Set up the integral that uses the method of cylindrical shells to find the volume V of the solid obtained by rotating the region bounded by the given curves about x = 4. y = 3x^4, y = 0, x = 2

To find the volume using the method of cylindrical shells, you can use the formula for volume as:

V = 2 * pi * Integral from a to b of [r(y) * h(y)] dy

Here, you have the equations y = 3x^4 and y = 0, and x = 2.

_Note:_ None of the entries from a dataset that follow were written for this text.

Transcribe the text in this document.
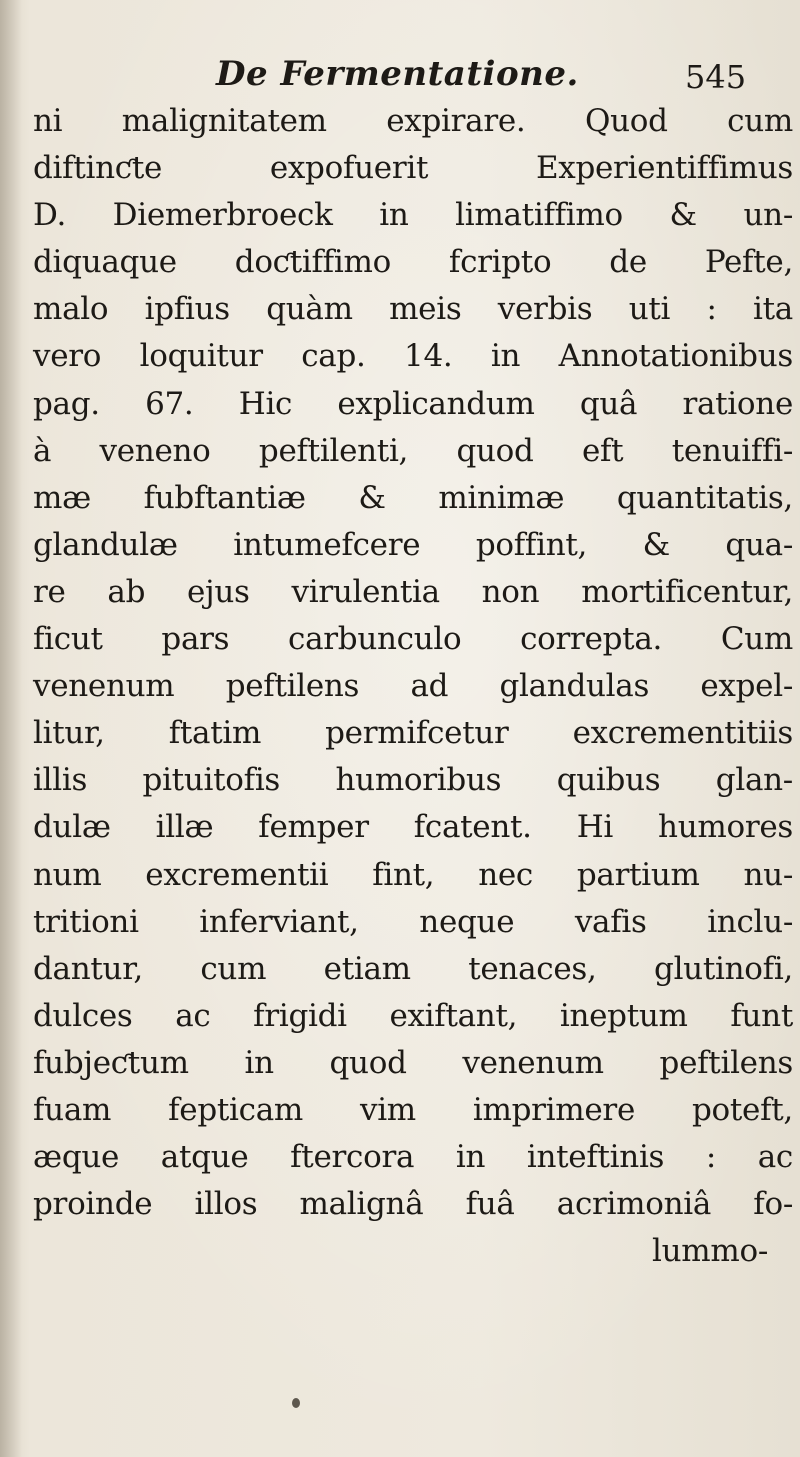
De Fermentatione.	545
ni malignitatem expirare. Quod cum
diftinƈte expofuerit Experientiffimus
D. Diemerbroeck in limatiffimo & un-
diquaque doƈtiffimo fcripto de Pefte,
malo ipfius quàm meis verbis uti : ita
vero loquitur cap. 14. in Annotationibus
pag. 67. Hic explicandum quâ ratione
à veneno peftilenti, quod eft tenuiffi-
mæ fubftantiæ & minimæ quantitatis,
glandulæ intumefcere poffint, & qua-
re ab ejus virulentia non mortificentur,
ficut pars carbunculo correpta. Cum
venenum peftilens ad glandulas expel-
litur, ftatim permifcetur excrementitiis
illis pituitofis humoribus quibus glan-
dulæ illæ femper fcatent. Hi humores
num excrementii fint, nec partium nu-
tritioni inferviant, neque vafis inclu-
dantur, cum etiam tenaces, glutinofi,
dulces ac frigidi exiftant, ineptum funt
fubjeƈtum in quod venenum peftilens
fuam fepticam vim imprimere poteft,
æque atque ftercora in inteftinis : ac
proinde illos malignâ fuâ acrimoniâ fo-
lummo-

1. r(y) is the distance from the axis of rotation x=4 to the shell, which is |4 - x|. Since y = 3x^4, x = (y/3)^(1/4). So r(y) = |4 - (y/3)^(1/4)|.
2. h(y) is the height of the shell, which corresponds to dx. To find dx, you differentiate y = 3x^4 to get dy/dx = 12x^3. Then, dx = dy / (12x^3) = dy / (12 * (y/3)^(3/4)).
3. The limits of integration a and b would be y=0 to y=48 (because when x=2, y = 3*2^4 = 48).

Put it all together, and you'd integrate from y=0 to y=48 the function:

2 * pi * |4 - (y/3)^(1/4)| * (dy / (12 * (y/3)^(3/4)))

After solving this integral, you'll get the volume V.